There are two forces that we need to account for: the force of gravity and the force due to the electric field. We know that the force of gravity is $-mg\hat{y}$, and the force of the electric field is $-qE_0(-\hat{y})=qE_0\hat{y}$, where $q>0$. We account for these two forces in the following force diagram:

## Part 2

Because the oil drop was suspended and not accelerating, we know that the droplet was in mechanical equilibrium.
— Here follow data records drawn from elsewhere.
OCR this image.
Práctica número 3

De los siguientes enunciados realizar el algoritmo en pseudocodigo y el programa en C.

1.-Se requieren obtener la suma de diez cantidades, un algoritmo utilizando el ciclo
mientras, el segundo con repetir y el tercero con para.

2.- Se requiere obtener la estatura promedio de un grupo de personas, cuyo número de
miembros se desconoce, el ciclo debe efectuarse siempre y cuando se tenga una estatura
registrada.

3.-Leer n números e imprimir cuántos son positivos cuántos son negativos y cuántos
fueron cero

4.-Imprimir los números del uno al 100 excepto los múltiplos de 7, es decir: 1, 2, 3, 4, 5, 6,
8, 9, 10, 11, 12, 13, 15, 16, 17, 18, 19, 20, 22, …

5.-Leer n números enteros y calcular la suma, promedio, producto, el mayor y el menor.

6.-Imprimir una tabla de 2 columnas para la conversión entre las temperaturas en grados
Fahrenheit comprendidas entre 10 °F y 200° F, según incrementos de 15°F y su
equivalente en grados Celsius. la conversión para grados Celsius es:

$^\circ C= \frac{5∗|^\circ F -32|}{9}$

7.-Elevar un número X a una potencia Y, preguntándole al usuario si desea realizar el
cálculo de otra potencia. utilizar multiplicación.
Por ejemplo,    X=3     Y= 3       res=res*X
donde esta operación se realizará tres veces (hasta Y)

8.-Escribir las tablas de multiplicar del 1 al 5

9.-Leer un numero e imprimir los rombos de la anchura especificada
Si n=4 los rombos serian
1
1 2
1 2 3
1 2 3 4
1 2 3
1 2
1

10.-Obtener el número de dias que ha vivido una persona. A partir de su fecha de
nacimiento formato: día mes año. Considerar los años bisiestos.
Therefore, according to the force diagram from Part 1, we can conclude that

\[qE_0=mg\longrightarrow q=\frac{mg}{E_0}\]Plugging in the values given to us

$$q=\frac{0.001\text{ kg}\cdot10\text{ m}\cdot\text{sec}^{-2}}{5.7\times 10^{-11}\text{ N}\cdot\text{C}^{-1}}\approx1.75\times 10^8\text{ C}$$

## Part 3

Using the given mass of an electron and the result from Part 2, we can calculate the magnitude $q_e$ of the charge of an electron.

\[\frac{1.75\times10^8\text{ C}}{0.001\text{ kg}}=\frac{q_e}{9.1\times 10^{-31}\text{ kg}}\]Solving for the magnitude of charge of an electron $q_e$ and then adding a negative sign to account for the fact that the electron is negatively charged gives

$$q_e\approx -1.59\times 10^{-19}\text{ C}$$

## Part 4

According to Wikipedia, the actual charge of an electron is $-1.60\times10^{-19}C$. This tells us that our “experimental calculations” from Part 3 gave us a result that was pretty close to the real answer!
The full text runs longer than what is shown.